Campbell River 2022

Norine is always really good at surprising me for my birthday, apparently I had mentioned several times that I would like to get a nice wooden surfboard for my 57 Chevy. She found a guy on ETSY (Waterman Surfboards) that makes custom wooden surfboards, and she had him make me one for my car.


Only problem was, we would have to drive up to Campbell River on Vancouver Island to get it.


August 29

We ended up reserving a ferry that goes from Tsawwassen to Nanaimo, because the shorter route from Horseshoe Bay was fully booked. A nice sunny day to wander around the deck of the boat and enjoy the views.

Our first stop was to pick up the Surfboard from the guy that made them in his workshop, we got a tour of his shop, and got to see a bunch of the other types of boards that he makes. Mine was a traditional Hawaiian Alaia board, based on the original surfboards of Hawaii. They are distinct from modern surfboards in that they have no fins, and instead rely on the sharpness of the edges to hold the board in the face of the wave.It only seems correct that a 1957 Chevy sports a historic board like this.

After picking up the board, we checked into our beachfront hotel, and explored the area a little.

Being on the coast it only made sense to have a Seafood dinner, and since the place that was recommended to us wouldn't accept any more guests because they were short staffed, we ended up at the tasty, but very noisy, Riptide restaurant.


August 30

Wanting to take full advantage of being in Campbell River, we booked a Bute Inlet boat tour. It would take us up the inside passage, and across to the mainland side and up the Bute Inlet for a combination Whale Watching and Grizzly Bear tour.

We got on our boat with about 12 other people and headed out to the Inside passage (the straight that runs between Vancouver Island and the Mainland of British Columbia) aka The Salish Sea. 

It didn't take long and we were seeing our first group of Humpback Whales.

Not long after that and we were seeing more whales.

From there we started traveling up the Bute Inlet. Such a beautiful part of the world.

It's a bit of a trek up the Inlet to get there, but eventually we arrive at Homathko Camp, the home of the Homalco Wildlife and Cultural Tours. Situated at the end of the inlet on a large natural Estuary, which Grizzly Bears like. We are given a nice lunch and snacks, an opportunity to peruse their small museum and use the washrooms before we are loaded on a bus for the first of our stops.

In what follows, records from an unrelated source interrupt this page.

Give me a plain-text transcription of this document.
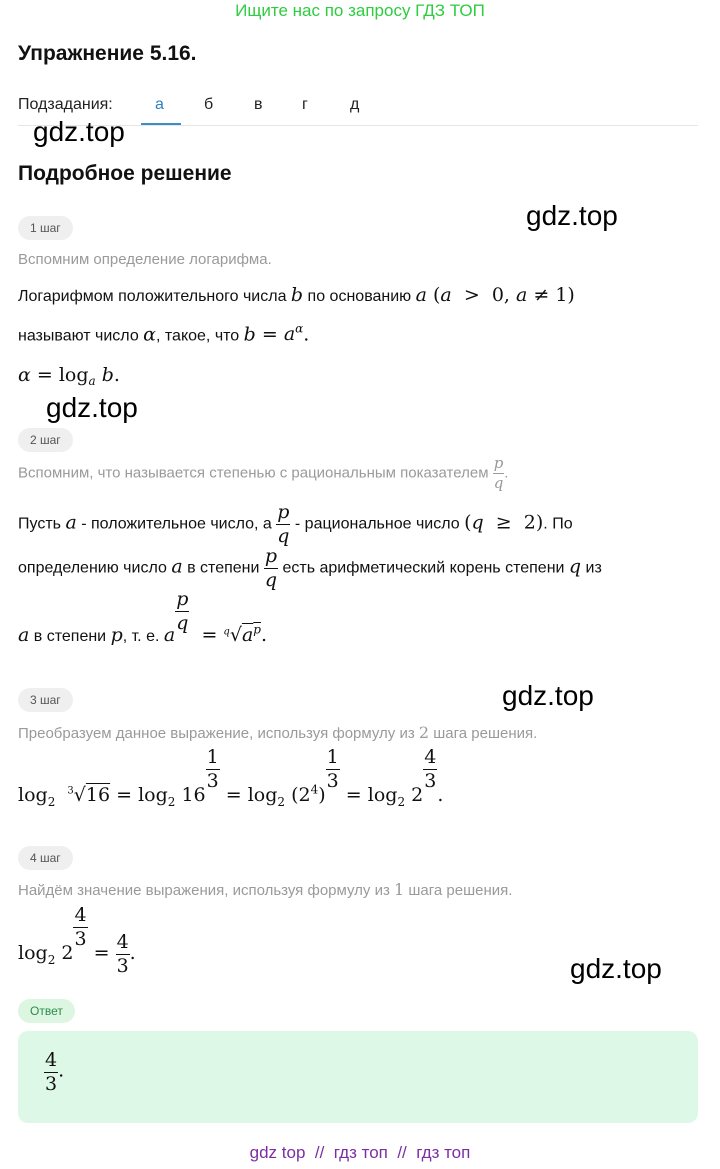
Ищите нас по запросу ГДЗ ТОП
Упражнение 5.16.
Подзадания:	а	б	в г	д
gdz.top
gdz.top
gdz.top
gdz.top
gdz.top
Подробное решение
1 шаг
Вспомним определение логарифма.
Логарифмом положительного числа b по основанию a (a  >  0, a ≠ 1)
называют число α, такое, что $b = a^\alpha$.
$\alpha = \log_a b$.
2 шаг
Вспомним, что называется степенью с рациональным показателем $\frac{p}{q}$ .
Пусть a - положительное число, а $\frac{p}{q}$ - рациональное число (q  ≥  2). По
определению число a в степени $\frac{p}{q}$ есть арифметический корень степени q из
a в степени p, т. е. a
$\frac{p}{q}$
= $^q√a^p$.
3 шаг
Преобразуем данное выражение, используя формулу из 2 шага решения.
$\log_2 ^3√16 = \log_2 16$
$\frac{1}{3}$
= $\log_2 (2^4)$
$\frac{1}{3}$
= $\log_2 2$
$\frac{4}{3}$
.
4 шаг
Найдём значение выражения, используя формулу из 1 шага решения.
$\log_2 2$
$\frac{4}{3}$
= $\frac{4}{3}$ .
Ответ
$\frac{4}{3}$ .
gdz top  //  гдз топ  //  гдз топ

The First viewing point is a large tree hide, with a lot of chain link protecting the entrance. You have a great view over the estuary and immediately we are seeing Grizzlies.

Three Grizzlies are down closer to the inlet, and a mom with 3 cubs is over by the river. Sorry they aren't the best pictures, but we were a bit of a distance away and I didn't bring my tri-pod.

We were given a bunch of time to observe them feeding and hunting for grubs/salmon/whatever they could find.

The second hide we went to had nice views of the river,but no bears were spotted here.

The next spotting area was not in a hide, but just standing behind a rock-pile next to a river.

As we are looking down the river, we spot a large grizzly making his way down the middle looking for salmon.

Before he gets too close to where we are, he turns off an cuts into the trees, and a few minutes later things started getting much more exciting. We spot a bear start coming out of the trees in the direction we saw the last bear go, thinking he was making his way back.

Turns out it's a different bear, and she's a momma grizz with 2 cubs, and she's walking right down the edge of the river bank we are standing on.

At this point our guide quietly says to us, "If everyone could slowly get down off the rocks and step back, she's going to take her cubs along the river". We got off the rocks, and she passed within 6 feet of us.

The cubs weren't quite as keen on walking past us humans, and were making all kinds of growls, huffs and squeals at their mama.

But slowly they just walked on by after giving us all a few good looks, and continued up the river. Although the cubs kept looking back making sure we weren't following them.

We took one last look at the river, and headed to the last hide.

We watched some of the spawning salmon, and a cute little deer cross the river. Just before we left, we could see another bear cross the river much further up and disappear into the woods.

Our First Nations guide

All the guides and our captain were quite amazed at the number of Grizzlies we ended up seeing. A pretty great day of bear watching, but now it was time to get back on the boat, and return to Campbell River.

We took a different route back, and as the tide was changing we passed through Seymour Narrows. This meant passing through some strong riptides and whirlpools. It was pretty exciting as the boat was constantly changing direction and drifting sideways at times.

The waves are not from the boat, they are the tide change through the channel.

Pretty amazing day, unforgettable experience being so close to Grizzly Bears in the wild.


August 31

We packed up the next morning, had a delicious breakfast before leaving at a cute old style diner that was recommended to us. The Ideal Cafe has been there since the 40's.

Then it was back on the BC Ferries for our ride home. What an amazing short getaway in our own backyard.

And oh yeah... The car looks pretty good with the new board.